Over the last year, many funds have shown big gaps between their overall returns and investors’ actual gains.

The JPMorgan Intrepid Multi Cap Select fund, for example, returned 28.2 percent in the 12 months ended Nov. 30. That means it beat the broad market, which was up around 25 percent during that time. But the typical investor in that fund didn’t come close to even matching the market, earning just 8.1 percent, according to Morningstar.

Mr. Kinnel says that such gaps are to be expected in funds that tend to rise and fall faster than the broad market — and whose investors tend to be less patient.

But similar gaps are also showing up in core blue-chip portfolios that are intended to be part of a buy-and-hold strategy.

Consider the Fidelity Mega Cap Stock fund, a blue-chip portfolio that owns some of the country’s biggest stocks, including Exxon Mobil, JPMorgan Chase and Cisco Systems. In the year through November, this large-cap stock fund advanced 28.7 percent. Yet the average investor in that fund fell far short, gaining just 16.8 percent, according to Morningstar.

Why? The simple reason is that many of those investors mistimed the turnaround — fleeing the market when stocks sank in 2008, then missing the start of the rally in early March.

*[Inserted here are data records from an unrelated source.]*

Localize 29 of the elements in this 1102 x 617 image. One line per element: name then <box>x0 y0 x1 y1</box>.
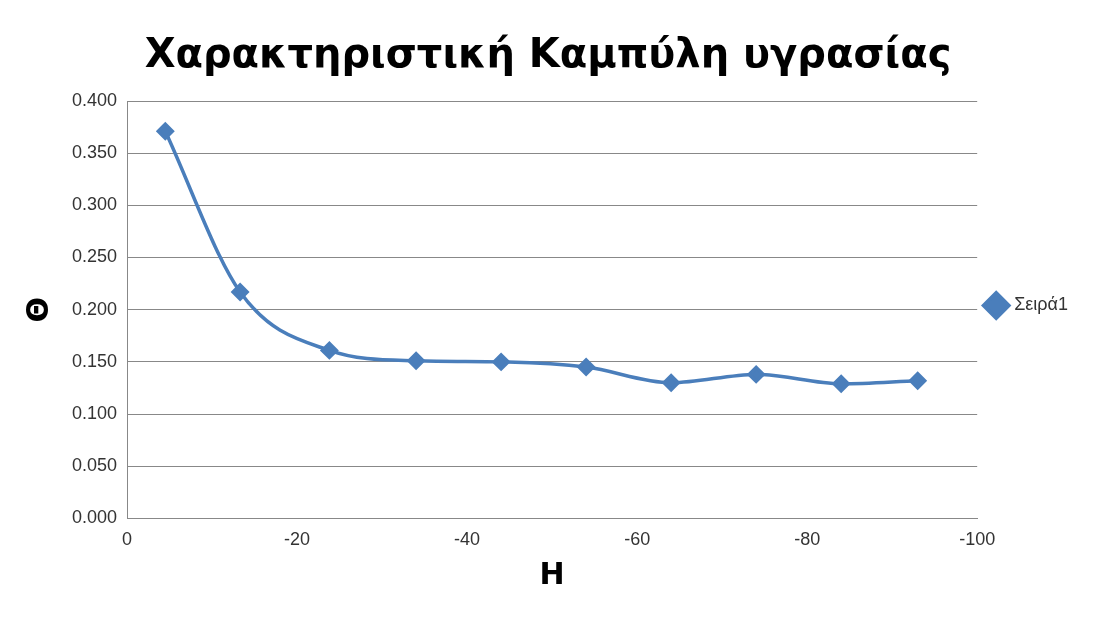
x-tick-label: -60 <box>624 529 651 550</box>
y-tick-label: 0.000 <box>72 507 118 528</box>
x-tick-label: -100 <box>959 529 996 550</box>
x-tick-label: -80 <box>794 529 821 550</box>
point <box>747 365 765 384</box>
point <box>231 283 249 301</box>
chart-title: Χαρακτηριστική Καμπύλη υγρασίας <box>144 30 952 77</box>
y-tick-label: 0.250 <box>72 246 118 267</box>
point <box>577 358 595 376</box>
x-tick-label: 0 <box>122 529 133 550</box>
legend-label: Σειρά1 <box>1014 294 1069 315</box>
point <box>407 352 425 370</box>
y-axis-title: Θ <box>19 296 55 323</box>
y-tick-label: 0.100 <box>72 403 118 424</box>
y-tick-label: 0.200 <box>72 298 118 319</box>
point <box>156 122 175 141</box>
y-tick-label: 0.300 <box>72 194 118 215</box>
y-tick-label: 0.150 <box>72 350 118 371</box>
point <box>908 371 927 390</box>
x-axis-title: H <box>539 555 565 591</box>
x-tick-label: -40 <box>454 529 481 550</box>
point <box>492 353 510 371</box>
y-tick-label: 0.350 <box>72 142 118 163</box>
point <box>662 374 680 392</box>
point <box>832 375 850 393</box>
y-tick-label: 0.050 <box>72 455 118 476</box>
x-tick-label: -20 <box>284 529 311 550</box>
y-tick-label: 0.400 <box>72 89 118 110</box>
point <box>320 341 339 360</box>
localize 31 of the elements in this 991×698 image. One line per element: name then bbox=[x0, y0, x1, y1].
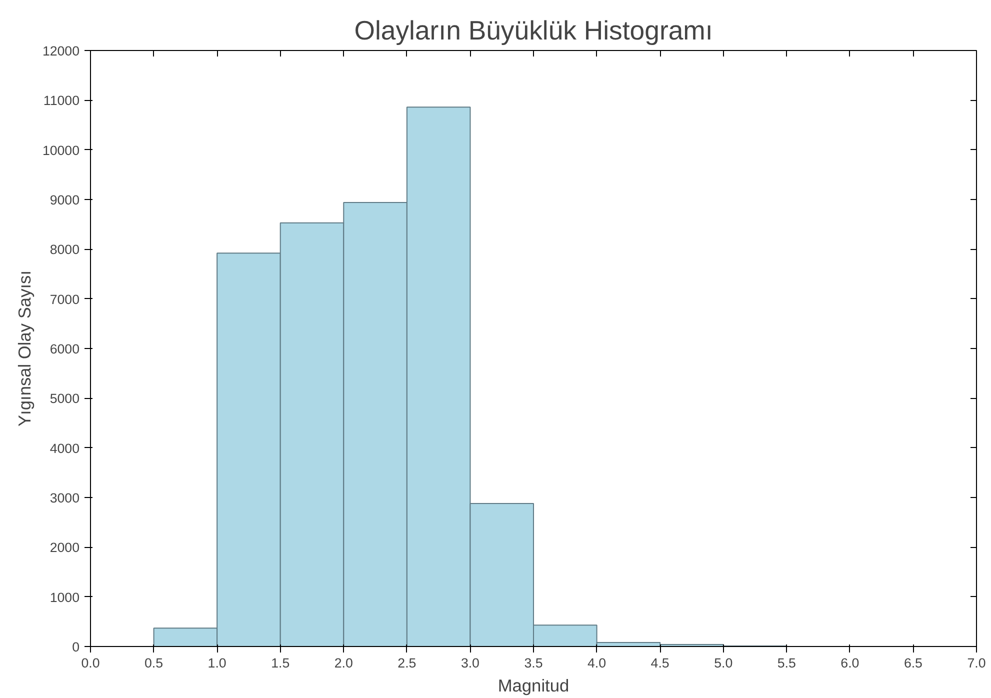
x-tick-label: 6.0 bbox=[840, 656, 860, 670]
y-tick-label: 3000 bbox=[50, 490, 80, 506]
x-tick-label: 5.5 bbox=[777, 656, 796, 670]
x-tick-label: 3.0 bbox=[460, 656, 480, 670]
y-tick-label: 12000 bbox=[42, 44, 80, 58]
y-tick-label: 7000 bbox=[50, 292, 80, 307]
y-tick-label: 0 bbox=[72, 640, 80, 654]
y-tick-label: 2000 bbox=[50, 540, 80, 556]
x-axis-title: Magnitud bbox=[498, 676, 570, 696]
y-tick-label: 5000 bbox=[50, 391, 80, 406]
x-tick-label: 1.0 bbox=[208, 656, 226, 670]
x-tick-label: 2.0 bbox=[334, 656, 353, 670]
y-tick-label: 11000 bbox=[43, 93, 80, 108]
y-tick-label: 8000 bbox=[50, 242, 80, 258]
chart-title: Olayların Büyüklük Histogramı bbox=[354, 16, 713, 46]
x-tick-label: 6.5 bbox=[904, 656, 922, 670]
x-tick-label: 5.0 bbox=[714, 656, 733, 670]
y-tick-label: 4000 bbox=[50, 440, 80, 456]
x-tick-label: 3.5 bbox=[524, 656, 543, 670]
y-axis-title: Yıgınsal Olay Sayısı bbox=[14, 270, 34, 427]
x-tick-label: 0.5 bbox=[144, 656, 164, 670]
x-tick-label: 4.5 bbox=[650, 656, 670, 670]
y-tick-label: 6000 bbox=[50, 342, 80, 356]
x-tick-label: 4.0 bbox=[588, 656, 606, 670]
x-tick-label: 7.0 bbox=[967, 656, 986, 670]
x-tick-label: 1.5 bbox=[271, 656, 290, 670]
y-tick-label: 1000 bbox=[50, 590, 80, 605]
x-tick-label: 2.5 bbox=[398, 656, 416, 670]
y-tick-label: 10000 bbox=[42, 142, 80, 158]
x-tick-label: 0.0 bbox=[81, 656, 100, 670]
y-tick-label: 9000 bbox=[50, 192, 80, 208]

History shows that market rebounds can be so quick that they are easy to miss. Not only are much of a bull market’s gains achieved in the first year, but a good chunk of those first-year gains occurs very early on.

This year offers a perfect example. From March 9, when the rally began, to Dec. 17, the S.& P. advanced nearly 65 percent. But if you sold out of your stocks during the 2008 downturn and came back into the market less than a month after the rally started — say, on April 1 — you would have earned a 37 percent return.

In other words, you would have missed out on 40 percent of your potential gains.

And if you were two months late in timing the rebound and came back into the market on May 1, you would have missed out on almost 60 percent of your potential gains for 2009.

The reality is that many investors did wait too long — because they read too much into past market performance, says Stuart L. Ritter, a financial planner at T. Rowe Price in Baltimore.

But Mr. Ritter says investors who can’t help but look to the past to set an investment strategy should at least look back further into history. He suggests examining the last 15 years.

Not only has the S.& P. 500 turned in a positive performance in every 15-year stretch since 1926, but the pattern of 15-year performances doesn’t vary as much as year-to-year swings in the market.

For example, Mr. Ritter noted that in the 15 years ended in 2008, the annualized return for stocks was about 6.5 percent. And in the 15-year stretch that ended on Nov. 30, the annualized gain for the S.& P. 500 was around 7.5 percent.

Yet the ultimate lesson for investors is that to earn those steady 15-year gains, “you had to have been patient enough to stay the course during those volatile one-year periods,” he said.

IN 2008, when the market was plummeting, the notion of being patient was fairly clear: it meant sticking with stocks even as they were losing value in the short run.

But now that stocks have gained so much, and so quickly, patience may now mean something different: a willingness to book some of your gains in the market and rebalance back to your original, intended weighting toward stocks.

“When we say ‘be patient,’” Mr. Ritter noted, “we mean be patient with your long-term strategy, not the market.”